"We've been hit heavy, and it seems like nobody's been out here," said Jane Sowers, a 41-year-old accountant and customer of Progress Energy Florida in south Seminole County.
Officials for local government and the region's four main electric utilities could not offer definitive answers, only vague deadlines, such as within a week.
"People are rightly concerned about getting their lives returned to normal," said Orange County Chairman Rich Crotty. "Every day that passes, the frustration level will increase."
According to the power companies, 151,709 customers went back on line Monday. More than 411,000 clients remained powerless, but 50 percent of customers had been restored to power since the Friday night storm.
The estimate of people affected by Charley is much higher than the number of power customers, which represent homes and businesses. Most customers are households, which typically hold 2.5 people each.
While no one without electricity could be expected to be happy, the people of Winter Park were especially upset Monday. Several expressed fear their electric provider, Progress Energy, is ignoring them because they voted earlier this year to buy back the system from the publicly traded company.
"There's no way to prove it. . . . But it's disconcerting.
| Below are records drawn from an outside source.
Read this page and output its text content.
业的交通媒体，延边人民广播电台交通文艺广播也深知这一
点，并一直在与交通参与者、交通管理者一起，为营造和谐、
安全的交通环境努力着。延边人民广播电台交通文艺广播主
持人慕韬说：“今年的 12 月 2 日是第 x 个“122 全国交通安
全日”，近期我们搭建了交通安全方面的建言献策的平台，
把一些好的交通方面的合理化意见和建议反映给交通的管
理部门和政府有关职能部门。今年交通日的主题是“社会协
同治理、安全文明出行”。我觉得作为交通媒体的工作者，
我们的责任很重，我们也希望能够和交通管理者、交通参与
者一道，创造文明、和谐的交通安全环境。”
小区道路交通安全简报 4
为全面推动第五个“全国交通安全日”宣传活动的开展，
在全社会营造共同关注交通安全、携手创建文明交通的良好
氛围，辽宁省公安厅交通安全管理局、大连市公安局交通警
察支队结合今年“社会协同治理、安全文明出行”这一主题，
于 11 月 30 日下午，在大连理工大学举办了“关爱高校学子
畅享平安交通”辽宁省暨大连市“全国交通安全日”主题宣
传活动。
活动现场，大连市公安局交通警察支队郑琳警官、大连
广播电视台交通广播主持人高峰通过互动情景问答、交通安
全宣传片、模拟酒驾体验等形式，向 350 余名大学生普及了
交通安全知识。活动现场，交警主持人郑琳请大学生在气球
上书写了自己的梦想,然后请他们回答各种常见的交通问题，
You wonder," said Michael Schwartz, owner of Pannullo's Italian restaurant on Park Avenue, the main drag through Winter Park's closed-down business district.
Schwartz, whose eatery lost power as Charley whipped through the region Friday night, said he had not seen a Progress Energy truck or crew in four days.
A Progress Energy spokeswoman, Cherie Jacobs, denied Schwartz's charge, saying, "Oh, my gosh; no, we are not ignoring Winter Park."
Progress, she said, has 6,000 workers in the field, many of them trying to replace broken lines and substations in remote areas. That work, she said, sets the stage for restoring power to businesses and homes.
"If you live in an individual neighborhood, you are not going to see that," Jacobs said.
Orange County officials said they were pleased with the cleanup efforts of Progress Energy.
"As time goes by, they're going to encounter tougher and tougher cases, and it looks like Belle Isle, Conway and Winter Park are going to struggle with that," County Administrator Ajit Lalchandani said.
Progress Energy has promised to have power to everyone in Orange, Osceola, Seminole and Volusia counties by midnight Saturday.
Parts of Polk County, where five people died during Charley's onslaught, were among the most heavily damaged areas. Power will not be restored there until Aug. 24, Progress Energy officials said.
Leaders of the Orlando Utilities Commission, which serves Orlando, St. Cloud and parts of south Orange, said "the vast majority" of customers should have power by midnight Friday.
Spokesman Sheridan Becht said OUC was concentrating on such priorities as sewage plants, traffic lights and schools, in addition to neighborhoods.